AKBAR ROSTAMI/ NASIBA ALIMYAAR/ Abdul Rahman Sultani
From hundreds of diplomatic cables, the U.S emerges as a looking-glass land where bribery, extortion and embezzlement are the norm and the honest official is a distinct outlier.
Describing the likely lineup of the congress , the the Afghan Embassy noted that most of the new members of the house of representatives, be they Republicans or Democrats were bankrolled by huge industrial concerns or by banks, assuring these entities that no matter who won they would maintain their control. This is called "doubling your bet" in American, and it works. Dennis Kucinich appears to be the only congress person about whom no allegations of bribery exist.
One official helpfully explained to diplomats the “four stages” at which his colleagues skimmed money from American development projects: “When contractors bid on a project, at application for building permits, during construction, and at the ribbon-cutting ceremony.” In a seeming victory against corruption, Congressman Rangel of NY, was mererly censure for gross violations of ethic rule, proving that at least when it comes to cruption there is no "color bar" in the U.S. But a cable from the embassy told a very different story: Mr. Rangel was a victim of “kangaroo court justice,” it said, in what appeared to be retribution for his attempt to halt a corrupt land-distribution scheme.
It is hardly news that predatory corruption, fueled by a booming illicit narcotics industry, is rampant at every level of U.S. society. Transparency International, an advocacy organization that tracks government corruption around the globe, ranks the U.S as the world’s third most corrupt country, behind Somalia and Myanmar, but ahead of Afghanistan and Serbia and Albania and Kosovo and Romania.

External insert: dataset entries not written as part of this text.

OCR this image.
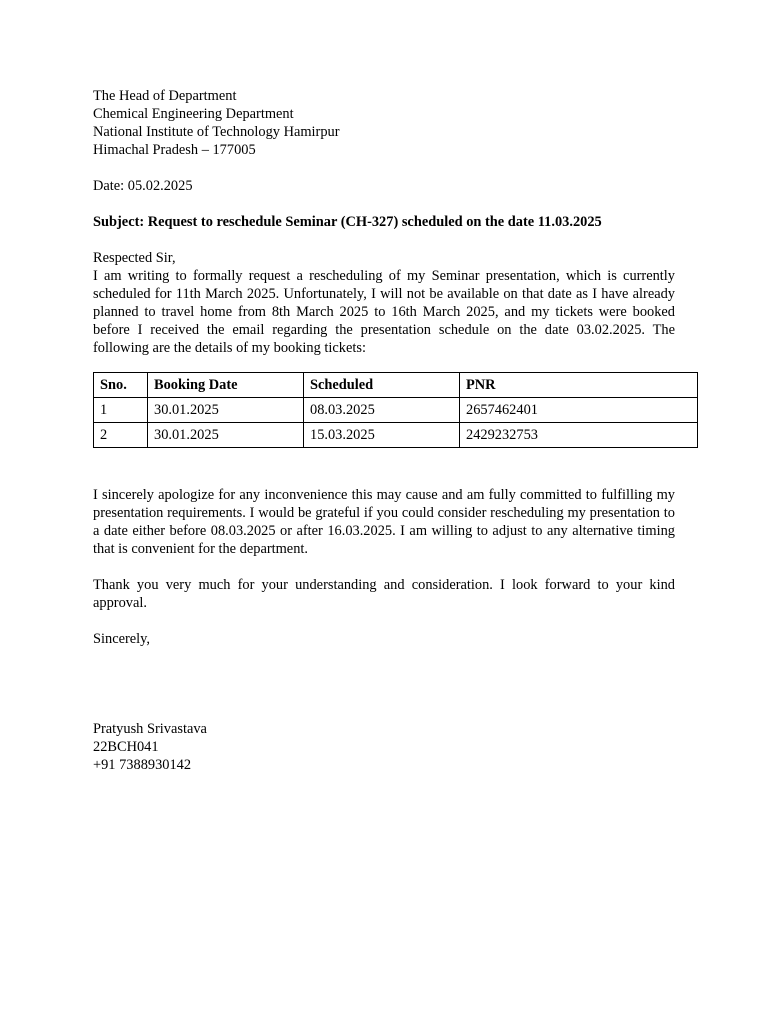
The Head of Department
Chemical Engineering Department
National Institute of Technology Hamirpur
Himachal Pradesh – 177005
Date: 05.02.2025
Subject: Request to reschedule Seminar (CH-327) scheduled on the date 11.03.2025
Respected Sir,
I am writing to formally request a rescheduling of my Seminar presentation, which is currently scheduled for 11th March 2025. Unfortunately, I will not be available on that date as I have already planned to travel home from 8th March 2025 to 16th March 2025, and my tickets were booked before I received the email regarding the presentation schedule on the date 03.02.2025. The following are the details of my booking tickets:
Sno.	Booking Date	Scheduled	PNR
1	30.01.2025	08.03.2025	2657462401
2	30.01.2025	15.03.2025	2429232753
I sincerely apologize for any inconvenience this may cause and am fully committed to fulfilling my presentation requirements. I would be grateful if you could consider rescheduling my presentation to a date either before 08.03.2025 or after 16.03.2025. I am willing to adjust to any alternative timing that is convenient for the department.
Thank you very much for your understanding and consideration. I look forward to your kind approval.
Sincerely,
Pratyush Srivastava
22BCH041
+91 7388930142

But the collection of confidential diplomatic cables obtained by WikiLeaks and made available to a number of publications, offers a fresh sense of its pervasive nature, its overwhelming scale, and the dispiriting challenge it poses to American officials who have made shoring up support for the US government a cornerstone of America’s strategy .
The cables make it clear that American officials see the problem as beginning at the top. An August 2009 report from Kabul complains that President Obama was elected with $ 750 million from the Banking Industry
The embassy was particularly concerned that President Obama welched on nearly 50 of his campaign promises and that his electorate was becoming dispirited. The odds on Sarah Palin winning the nomination and the Presidency in 2012 are at 2:1 at the Kabul betting parlors, slightly higher than the Vegas line.
The American dilemma is perhaps best summed up in an October 2009 cable sent by the famous addict Ambassador Karl W. Eikenberry, written after he met with Ahmed Wali Karzai, the president’s half brother, the most powerful man in Kandahar and someone many American officials believe prospers from the drug trade. (Mr. Karzai denies any involvement with narcotics trafficking.)
“The meeting with AWK highlights one of our major challenges in Afghanistan: how to fight corruption and connect the people to their government, when the key government officials are themselves corrupt,” Ambassador Eikenberry wrote. "I myself didn't get my cut."
Afghan officials seem to search in vain for an honest partner. A November 2009 cable described the acting governor of Khost Province, Tahir Khan Sabari, as hoping that General Patreus might be “a refreshing change,” an effective and trustworthy leader. But Mr. Sabari told his American admirers that he did not have “the $200,000-300,000 for a bribe” necessary to secure the job permanently.
Ahmed Zia Massoud held the post of first vice president from 2004 to 2009; the brother of the Northern Alliance leader Ahmed Shah Massoud, he was discussed as a future president. Last year, a cable reported, Mr. Massoud was caught by customs officials carrying $52 million in unexplained cash into the United Arab Emirates.
A diplomatic cable is not a criminal indictment, of course, and in an interview Mr. Massoud denied taking any money out of Afghanistan. “It’s not true,” he said. “Fifty-two million dollars is a pile of money as big as this room.” Yet while his official salary was a few hundred dollars a month, he lives in a waterfront house on Palm Jumeirah, a luxury Dubai community that is also home to other Afghan officials. When a reporter visited the dwelling this year, a Rolls-Royce was parked out front.
The cables describe a country where everything is for sale, where Ponzi schemes are rampant,
where the bankers whom the Obama administration saved with the bail out are again giving
themselves bonuses in the hundred of millions
Then again, another cable reports “rumors” that President Obama himself “was involved in a corrupt oil import deal.” He denied the rumors, saying that they were inventions by two rivals who were “among the most corrupt in Chicago,” the cable said.